Wednesday, March 5, 2008

Colonoscopy Caveat

Colon cancer is the second-leading cause of cancer death in the United States, after lung cancer, with about 154,000 new cases detected and 52,000 deaths a year. This is tragic because most of these deaths could be avoided if screening colonoscopies were performed more often.

In the US, gastroenterology graduates are woefully in short supply. This is why many enterprising surgeons and general practitioners have discovered the lucrative potential in performing colonoscopies even if many of them were inadequately trained to look for flat lesions that the Japanese doctors had been telling us all along, were dangerously precancerous or outright malignant.

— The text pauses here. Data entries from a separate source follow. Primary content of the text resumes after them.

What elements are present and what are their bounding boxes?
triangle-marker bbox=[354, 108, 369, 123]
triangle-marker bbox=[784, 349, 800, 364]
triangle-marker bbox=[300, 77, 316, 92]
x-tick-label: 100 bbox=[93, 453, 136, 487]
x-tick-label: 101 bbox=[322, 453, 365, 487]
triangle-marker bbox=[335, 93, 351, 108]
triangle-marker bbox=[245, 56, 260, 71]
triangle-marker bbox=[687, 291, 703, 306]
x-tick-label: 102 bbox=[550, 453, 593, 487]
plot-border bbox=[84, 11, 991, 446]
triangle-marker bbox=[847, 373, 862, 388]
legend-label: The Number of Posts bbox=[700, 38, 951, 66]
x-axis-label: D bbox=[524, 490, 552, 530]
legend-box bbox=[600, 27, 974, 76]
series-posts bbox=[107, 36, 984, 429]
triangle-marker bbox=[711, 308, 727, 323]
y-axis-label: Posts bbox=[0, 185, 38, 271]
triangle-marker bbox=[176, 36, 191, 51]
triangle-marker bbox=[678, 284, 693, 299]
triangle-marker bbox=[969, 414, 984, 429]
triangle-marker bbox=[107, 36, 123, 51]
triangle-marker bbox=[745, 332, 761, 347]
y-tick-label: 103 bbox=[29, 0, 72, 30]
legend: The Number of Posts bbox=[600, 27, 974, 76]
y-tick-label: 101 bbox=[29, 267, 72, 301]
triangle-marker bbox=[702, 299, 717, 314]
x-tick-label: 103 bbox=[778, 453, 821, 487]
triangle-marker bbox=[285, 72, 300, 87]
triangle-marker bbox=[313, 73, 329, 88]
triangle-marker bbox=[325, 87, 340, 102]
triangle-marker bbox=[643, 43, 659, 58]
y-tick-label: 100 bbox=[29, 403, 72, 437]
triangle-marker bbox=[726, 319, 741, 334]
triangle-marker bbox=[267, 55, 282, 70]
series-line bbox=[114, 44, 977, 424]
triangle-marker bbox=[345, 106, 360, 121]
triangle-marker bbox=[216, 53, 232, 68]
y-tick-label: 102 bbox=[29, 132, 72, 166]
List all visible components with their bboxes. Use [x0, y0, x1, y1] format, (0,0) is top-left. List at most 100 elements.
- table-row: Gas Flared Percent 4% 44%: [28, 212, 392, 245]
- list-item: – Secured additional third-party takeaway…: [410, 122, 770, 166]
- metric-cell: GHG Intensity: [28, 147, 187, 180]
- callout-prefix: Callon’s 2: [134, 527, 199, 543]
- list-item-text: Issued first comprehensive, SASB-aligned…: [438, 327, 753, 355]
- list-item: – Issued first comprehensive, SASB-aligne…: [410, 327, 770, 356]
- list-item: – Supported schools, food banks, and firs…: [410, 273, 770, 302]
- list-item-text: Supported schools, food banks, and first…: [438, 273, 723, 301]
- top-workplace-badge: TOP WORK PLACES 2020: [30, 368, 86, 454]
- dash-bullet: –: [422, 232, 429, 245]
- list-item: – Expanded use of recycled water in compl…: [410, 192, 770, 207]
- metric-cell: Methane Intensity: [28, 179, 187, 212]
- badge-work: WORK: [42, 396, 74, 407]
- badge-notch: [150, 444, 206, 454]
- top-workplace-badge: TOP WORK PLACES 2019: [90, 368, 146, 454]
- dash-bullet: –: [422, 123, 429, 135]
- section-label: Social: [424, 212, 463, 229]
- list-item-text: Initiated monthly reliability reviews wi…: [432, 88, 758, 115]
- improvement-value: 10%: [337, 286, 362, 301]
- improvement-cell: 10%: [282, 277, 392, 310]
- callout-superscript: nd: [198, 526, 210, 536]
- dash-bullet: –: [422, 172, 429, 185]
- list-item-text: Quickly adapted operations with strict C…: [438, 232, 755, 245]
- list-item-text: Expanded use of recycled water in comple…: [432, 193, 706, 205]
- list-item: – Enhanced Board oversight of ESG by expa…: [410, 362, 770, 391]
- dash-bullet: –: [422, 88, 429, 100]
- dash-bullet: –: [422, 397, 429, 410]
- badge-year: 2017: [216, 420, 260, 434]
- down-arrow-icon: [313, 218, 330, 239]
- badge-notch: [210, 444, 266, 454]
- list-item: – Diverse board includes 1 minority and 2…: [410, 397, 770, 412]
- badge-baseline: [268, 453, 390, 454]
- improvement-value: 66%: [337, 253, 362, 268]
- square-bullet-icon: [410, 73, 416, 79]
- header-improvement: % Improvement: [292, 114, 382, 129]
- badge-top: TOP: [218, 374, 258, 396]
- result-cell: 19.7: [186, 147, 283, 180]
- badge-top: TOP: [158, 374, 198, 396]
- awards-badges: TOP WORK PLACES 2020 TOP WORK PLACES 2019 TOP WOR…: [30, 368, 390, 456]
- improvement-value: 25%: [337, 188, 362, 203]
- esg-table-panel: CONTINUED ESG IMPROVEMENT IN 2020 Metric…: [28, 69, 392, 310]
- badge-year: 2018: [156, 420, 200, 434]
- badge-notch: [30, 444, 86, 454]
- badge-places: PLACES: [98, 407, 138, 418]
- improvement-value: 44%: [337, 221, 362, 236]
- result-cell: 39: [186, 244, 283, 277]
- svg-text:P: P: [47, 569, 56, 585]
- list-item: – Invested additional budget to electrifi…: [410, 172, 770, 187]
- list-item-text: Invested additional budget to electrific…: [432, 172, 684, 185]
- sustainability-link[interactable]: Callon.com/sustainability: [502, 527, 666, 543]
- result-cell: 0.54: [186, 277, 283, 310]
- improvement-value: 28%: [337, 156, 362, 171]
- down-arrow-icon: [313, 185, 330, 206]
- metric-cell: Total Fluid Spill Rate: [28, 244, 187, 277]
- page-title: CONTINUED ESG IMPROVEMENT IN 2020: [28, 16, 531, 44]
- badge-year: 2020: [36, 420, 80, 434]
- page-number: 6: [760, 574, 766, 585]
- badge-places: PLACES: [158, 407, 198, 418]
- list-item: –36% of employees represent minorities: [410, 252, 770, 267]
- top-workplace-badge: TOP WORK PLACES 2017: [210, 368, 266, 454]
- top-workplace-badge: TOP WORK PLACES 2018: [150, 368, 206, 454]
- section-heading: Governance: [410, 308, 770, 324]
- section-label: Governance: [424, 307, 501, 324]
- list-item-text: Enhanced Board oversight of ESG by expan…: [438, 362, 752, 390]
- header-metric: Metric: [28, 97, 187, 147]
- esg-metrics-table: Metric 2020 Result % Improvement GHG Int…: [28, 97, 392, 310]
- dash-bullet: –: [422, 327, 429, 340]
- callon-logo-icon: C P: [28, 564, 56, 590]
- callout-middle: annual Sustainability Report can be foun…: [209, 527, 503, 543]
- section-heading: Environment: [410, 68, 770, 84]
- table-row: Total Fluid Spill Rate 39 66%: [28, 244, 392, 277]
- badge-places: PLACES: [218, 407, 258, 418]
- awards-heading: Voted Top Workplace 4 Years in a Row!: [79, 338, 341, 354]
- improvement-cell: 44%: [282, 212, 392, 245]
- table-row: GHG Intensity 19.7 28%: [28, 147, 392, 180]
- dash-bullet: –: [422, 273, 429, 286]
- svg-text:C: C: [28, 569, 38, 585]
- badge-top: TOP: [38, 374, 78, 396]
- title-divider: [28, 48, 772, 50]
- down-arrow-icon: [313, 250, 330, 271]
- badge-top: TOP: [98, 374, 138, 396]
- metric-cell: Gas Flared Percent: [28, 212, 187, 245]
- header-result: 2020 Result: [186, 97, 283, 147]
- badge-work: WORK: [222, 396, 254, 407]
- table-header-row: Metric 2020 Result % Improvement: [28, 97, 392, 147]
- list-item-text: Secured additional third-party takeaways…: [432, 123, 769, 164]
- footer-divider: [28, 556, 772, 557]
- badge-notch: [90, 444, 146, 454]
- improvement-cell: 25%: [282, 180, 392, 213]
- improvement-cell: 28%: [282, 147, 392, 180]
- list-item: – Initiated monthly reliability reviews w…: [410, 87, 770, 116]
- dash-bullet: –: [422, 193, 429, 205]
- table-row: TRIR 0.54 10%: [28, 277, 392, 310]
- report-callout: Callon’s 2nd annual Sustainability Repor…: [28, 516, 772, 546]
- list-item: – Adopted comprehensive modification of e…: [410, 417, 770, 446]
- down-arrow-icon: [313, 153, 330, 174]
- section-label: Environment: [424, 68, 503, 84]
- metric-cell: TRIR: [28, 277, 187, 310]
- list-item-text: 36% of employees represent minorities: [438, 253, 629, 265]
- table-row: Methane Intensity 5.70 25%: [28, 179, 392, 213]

In a study of 1,819 military veterans, it was found that 9.35 percent had flat lesions, and those lesions were five times as likely as polyps to become malignant. Poorly trained physicians know only about stalked or what we refer to as sessile polyps. We can only guess how many of these flat lesions escape detection.

The study underscores the importance of determining the level of training and guided experience of the colonoscopist. In the institution where I trained, our program director would remind us that even a monkey could be trained to guide a tube through the colon. The real skill lay in the recognition of risky lesions.

1 comment:

Anonymous said...

Simko, Aytaman, Fruchter and Bhumi are very proud of you!!!